Девочка повернулась к нему. Лицо ее было спокойно; то было бледное лицо взрослого человека, полное снисходительного сострадания. И во внезапно пришедшей тишине он услышал ее голос.
-- Учитель, -- сказала она, -- не смотри в ту сторону, тебе будет страшно. -- И она, как мать, закрыла ему глаза ладонями.
* * *
Начальник гестапо ошибся. Ему не пришлось вздохнуть свободно после расстрела евреев. Вечером ему доложили, что вблизи города появился большой вооруженный отряд. Во главе отряда стоял главный инженер сахарного завода Шевченко. Сто сорок рабочих завода, не успевшие выехать с эшелоном, ушли с инженером в партизаны. Этой ночью произошел взрыв на паровой мельнице, работавшей для немецкого интендантства. За станцией партизаны подожгли огромные запасы сена, собранные фуражирами венгерской кавалерийской дивизии. Всю ночь горожане не спали -- ветер дул в сторону города, пожар мог переброситься на дома и сараи. Кирпичное тяжелое пламя колыхалось, ползло, черный дым застилал звезды и луну, и теплое безоблачное летнее небо было полно грозы и пламени.

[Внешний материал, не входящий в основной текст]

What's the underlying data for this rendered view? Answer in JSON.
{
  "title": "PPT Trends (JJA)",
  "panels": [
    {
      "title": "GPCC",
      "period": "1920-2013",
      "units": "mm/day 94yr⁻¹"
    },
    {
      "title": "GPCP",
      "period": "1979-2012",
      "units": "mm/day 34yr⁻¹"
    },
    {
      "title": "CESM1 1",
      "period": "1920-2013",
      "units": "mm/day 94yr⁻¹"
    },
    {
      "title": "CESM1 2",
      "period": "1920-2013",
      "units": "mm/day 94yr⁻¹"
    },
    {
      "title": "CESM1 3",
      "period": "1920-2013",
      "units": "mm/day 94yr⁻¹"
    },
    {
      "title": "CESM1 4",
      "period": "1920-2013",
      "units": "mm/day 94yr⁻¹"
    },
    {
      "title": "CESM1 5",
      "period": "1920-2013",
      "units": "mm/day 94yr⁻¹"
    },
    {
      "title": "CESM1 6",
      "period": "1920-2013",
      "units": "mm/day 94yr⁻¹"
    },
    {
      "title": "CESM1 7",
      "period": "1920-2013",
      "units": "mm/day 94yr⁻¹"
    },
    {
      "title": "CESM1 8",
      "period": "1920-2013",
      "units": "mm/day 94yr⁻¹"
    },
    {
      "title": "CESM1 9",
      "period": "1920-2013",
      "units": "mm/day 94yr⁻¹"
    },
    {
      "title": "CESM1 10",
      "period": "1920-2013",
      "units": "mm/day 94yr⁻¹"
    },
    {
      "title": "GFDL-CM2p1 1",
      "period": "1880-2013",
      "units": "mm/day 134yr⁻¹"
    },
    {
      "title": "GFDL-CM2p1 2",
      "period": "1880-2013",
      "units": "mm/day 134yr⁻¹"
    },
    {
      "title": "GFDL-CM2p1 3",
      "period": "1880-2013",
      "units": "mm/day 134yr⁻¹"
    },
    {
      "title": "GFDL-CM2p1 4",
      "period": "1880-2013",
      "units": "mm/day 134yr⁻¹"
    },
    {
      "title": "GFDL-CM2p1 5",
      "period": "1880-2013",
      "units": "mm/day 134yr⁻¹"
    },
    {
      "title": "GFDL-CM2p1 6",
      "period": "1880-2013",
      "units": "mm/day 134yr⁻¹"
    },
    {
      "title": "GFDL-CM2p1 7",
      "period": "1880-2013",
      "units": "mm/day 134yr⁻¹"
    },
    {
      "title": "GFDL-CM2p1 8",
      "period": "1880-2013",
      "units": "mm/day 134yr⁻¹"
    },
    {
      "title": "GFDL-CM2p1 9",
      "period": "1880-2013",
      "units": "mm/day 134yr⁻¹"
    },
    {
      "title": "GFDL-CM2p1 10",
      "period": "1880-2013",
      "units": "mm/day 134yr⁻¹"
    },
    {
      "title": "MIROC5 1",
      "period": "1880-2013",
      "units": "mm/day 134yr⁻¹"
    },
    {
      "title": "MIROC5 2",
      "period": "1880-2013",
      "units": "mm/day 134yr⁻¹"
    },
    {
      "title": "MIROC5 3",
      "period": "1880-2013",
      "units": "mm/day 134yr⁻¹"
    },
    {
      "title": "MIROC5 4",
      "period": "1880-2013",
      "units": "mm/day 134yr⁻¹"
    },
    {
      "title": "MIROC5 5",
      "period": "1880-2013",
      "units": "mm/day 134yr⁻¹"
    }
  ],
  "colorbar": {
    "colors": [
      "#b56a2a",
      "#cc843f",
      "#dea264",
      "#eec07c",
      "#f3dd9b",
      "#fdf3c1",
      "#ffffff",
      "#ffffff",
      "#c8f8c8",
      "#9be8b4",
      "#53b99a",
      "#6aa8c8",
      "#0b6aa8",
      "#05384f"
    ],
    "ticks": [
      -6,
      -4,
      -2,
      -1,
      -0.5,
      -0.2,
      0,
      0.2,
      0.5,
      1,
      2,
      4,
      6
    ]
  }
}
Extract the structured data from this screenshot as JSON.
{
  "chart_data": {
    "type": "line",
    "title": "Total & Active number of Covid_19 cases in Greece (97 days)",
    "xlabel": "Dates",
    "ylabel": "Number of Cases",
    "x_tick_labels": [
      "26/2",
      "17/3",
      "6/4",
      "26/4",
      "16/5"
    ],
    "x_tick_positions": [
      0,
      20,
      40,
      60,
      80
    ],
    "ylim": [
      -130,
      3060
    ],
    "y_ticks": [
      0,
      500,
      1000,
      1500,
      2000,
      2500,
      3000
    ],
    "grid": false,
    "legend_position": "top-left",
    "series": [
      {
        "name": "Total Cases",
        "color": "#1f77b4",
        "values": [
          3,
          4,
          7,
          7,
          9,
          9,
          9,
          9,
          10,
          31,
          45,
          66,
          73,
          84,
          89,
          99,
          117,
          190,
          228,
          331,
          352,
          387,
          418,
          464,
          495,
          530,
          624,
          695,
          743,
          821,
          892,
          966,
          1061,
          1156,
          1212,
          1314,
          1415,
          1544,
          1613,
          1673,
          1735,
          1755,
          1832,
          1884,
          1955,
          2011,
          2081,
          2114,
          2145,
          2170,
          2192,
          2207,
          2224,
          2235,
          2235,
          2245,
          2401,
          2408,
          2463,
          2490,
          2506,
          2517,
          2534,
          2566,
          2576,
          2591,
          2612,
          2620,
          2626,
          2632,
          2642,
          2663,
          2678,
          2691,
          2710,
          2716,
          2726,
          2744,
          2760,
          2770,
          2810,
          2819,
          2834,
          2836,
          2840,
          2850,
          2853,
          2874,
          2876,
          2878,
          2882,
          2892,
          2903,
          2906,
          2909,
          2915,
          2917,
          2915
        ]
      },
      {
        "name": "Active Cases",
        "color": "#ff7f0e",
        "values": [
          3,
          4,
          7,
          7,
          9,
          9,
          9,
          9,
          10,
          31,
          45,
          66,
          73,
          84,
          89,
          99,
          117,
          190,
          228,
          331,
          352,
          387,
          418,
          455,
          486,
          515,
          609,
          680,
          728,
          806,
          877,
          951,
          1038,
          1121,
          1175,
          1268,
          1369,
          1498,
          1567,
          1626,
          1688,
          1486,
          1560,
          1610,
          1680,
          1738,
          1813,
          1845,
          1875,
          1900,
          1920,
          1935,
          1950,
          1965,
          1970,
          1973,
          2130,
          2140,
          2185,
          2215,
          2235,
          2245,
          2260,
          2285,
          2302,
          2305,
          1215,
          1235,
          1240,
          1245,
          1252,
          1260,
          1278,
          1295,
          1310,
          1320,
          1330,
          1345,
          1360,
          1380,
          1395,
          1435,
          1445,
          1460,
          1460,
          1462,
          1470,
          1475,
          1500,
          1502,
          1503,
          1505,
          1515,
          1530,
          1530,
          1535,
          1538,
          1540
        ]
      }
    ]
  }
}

Люди, стоя во дворах, молча наблюдали, как расползался огромный пожар. Ветер донес четкую пулеметную очередь, несколько ударов ручных гранат.
Яшка Михайлюк в этот вечер прибежал домой без фуражки, он не принес с собой ни сала, ни самогону. Проходя мимо женщин, молча стоявших во дворе, Яшка сказал Даше:
-- Ну что, прав я? Просторно тебе жить теперь -- одна хозяйка в комнате?
-- Просторно, -- сказала Даша, -- просторно! В одну могилу уложили и Виктора моего, и девочку шестилетнюю, и учителя-старика. Всех их я своими слезами оплакала, -- и вдруг закричала: -- Уйди, не смотри на меня погаными глазами, я тебя тупым ножом зарежу, секачом зарублю!
Яшка побежал в комнату, сидел там тихо. А когда мать его хотела пойти запирать ставни, он сказал ей:
-- Ну их, не отпирайте дверь, они там все, как бешеные, еще кипятком вам глаза выжгут.
-- Яшенька, -- сказала она, -- ты бы лучше опять на чердак пошел, там и кровать твоя стоит, а я тебя на ключ закрою.
Словно тени, мелькали в свете пожара солдаты. Их подняли по тревоге, вызывали в комендатуру. Старуха Варвара Андреевна стояла среди двора, седые растрепавшиеся волосы ее в свете пожара казались розовыми.
- Что? - кричала она. - Справились, запугали? Во как полыхает! Не боюсь я фрицев! Вы против стариков и детей! Дашка, придет еще день, мы их всех, проклятых, в огне жечь будем.
А небо все багровело, накалялось, и людям, стоявшим во дворах, казалось, что в темном дымном пламени горит все недоброе, подлое, нечистое, чем заражали немцы человеческие души.